At the end of 2011, the United States and Georgia launched their National Action Plans (NAP) on women, peace and security and the Netherlands came out with its second action plan for 2012-2015.

The U.S. NAP can now be found on the PeaceWomen/WILPF website, accompanied by a summary prepared by WILPF-US of the Civil Society consultations held during the development of the action plan. The report features 64 recommendations for the development, implementation, monitoring and evaluation of the U.S. NAP.

Similar to many donor countries, the U.S. NAP frames its bilateral and multilateral action around the four UN women, peace and security pillars: participation, protection, conflict prevention and equal access to relief and recovery. Of note is the Monitoring and Evaluation section's placement after the matrix of specific actions to be taken. By contrast, most NAPs include this section in the matrix, showcasing the actors responsible for monitoring and evaluating implementation of the NAP, the specific actions to be taken, the expected time-frame and the resources to be potentially allocated for monitoring.

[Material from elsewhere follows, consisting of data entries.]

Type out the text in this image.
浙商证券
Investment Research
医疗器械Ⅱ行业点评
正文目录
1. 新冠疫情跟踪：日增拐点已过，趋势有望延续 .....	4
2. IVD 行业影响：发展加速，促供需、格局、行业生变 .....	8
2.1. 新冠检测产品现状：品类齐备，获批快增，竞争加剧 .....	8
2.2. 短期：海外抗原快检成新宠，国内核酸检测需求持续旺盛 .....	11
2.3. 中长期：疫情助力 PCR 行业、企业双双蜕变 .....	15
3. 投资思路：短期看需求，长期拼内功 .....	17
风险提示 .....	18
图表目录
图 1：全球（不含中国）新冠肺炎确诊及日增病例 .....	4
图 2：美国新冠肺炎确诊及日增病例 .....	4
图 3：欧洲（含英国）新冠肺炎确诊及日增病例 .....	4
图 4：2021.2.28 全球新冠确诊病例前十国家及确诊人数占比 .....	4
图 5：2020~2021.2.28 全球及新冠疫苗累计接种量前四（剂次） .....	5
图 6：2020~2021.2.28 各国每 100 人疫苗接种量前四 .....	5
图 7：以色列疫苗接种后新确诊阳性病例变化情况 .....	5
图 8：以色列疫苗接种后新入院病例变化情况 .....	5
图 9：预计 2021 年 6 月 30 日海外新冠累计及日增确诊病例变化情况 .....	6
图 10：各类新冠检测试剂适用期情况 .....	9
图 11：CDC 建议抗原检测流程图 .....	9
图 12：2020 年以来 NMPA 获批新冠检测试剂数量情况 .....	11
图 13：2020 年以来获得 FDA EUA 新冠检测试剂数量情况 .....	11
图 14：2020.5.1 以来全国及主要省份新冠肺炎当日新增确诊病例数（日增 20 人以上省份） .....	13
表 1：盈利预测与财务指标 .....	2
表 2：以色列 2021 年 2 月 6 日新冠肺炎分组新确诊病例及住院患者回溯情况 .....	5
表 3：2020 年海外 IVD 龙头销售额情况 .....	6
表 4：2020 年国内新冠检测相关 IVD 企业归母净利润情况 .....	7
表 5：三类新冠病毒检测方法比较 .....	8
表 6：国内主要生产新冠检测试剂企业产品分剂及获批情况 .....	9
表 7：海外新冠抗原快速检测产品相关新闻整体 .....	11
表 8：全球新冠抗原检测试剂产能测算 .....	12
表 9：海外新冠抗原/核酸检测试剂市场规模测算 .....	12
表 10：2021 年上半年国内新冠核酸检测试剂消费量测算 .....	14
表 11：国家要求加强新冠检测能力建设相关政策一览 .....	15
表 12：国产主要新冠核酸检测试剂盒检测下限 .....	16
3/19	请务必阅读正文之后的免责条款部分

With reference to the procedural aspects of the U.S. NAP, WILPF's recommendations for explicit funds, time frames, and civil society inclusion in monitoring and evaluating the NAP remain outstanding. While not mentioned in the NAP, the US Department of State expects that its implementation will be predominantly financed by existing funds. Representative of the U.S. Department of State indicated that yearly reviews incorporating civil society and a growing circle of agencies should be considered. WILPF suggests that the US Government should create a task force within the NAP process to formally monitor and evaluate its implementation. WILPF recommends that membership of the task force should comprise of one-third government; one third civil society (domestic and international representation); and one-third experts on women, peace and security.


In terms of content, the U.S. NAP places a welcomed emphasis on prevention, including the importance of recognising women's participation as a means for conflict prevention. Although the NAP falls short on addressing disarmament and detailing actions to promote preventative work. The theme of protecting women from violence is dealt with in the NAP, while necessary, it seems to adopt a more narrow approach to the protection scope of SCR 1325, which includes the protection of women's human rights. To this regard WILPF reiterates its call for the U.S. to ratify the UN Convention on the on the Elimination of All Forms of Discrimination Against Women (CEDAW).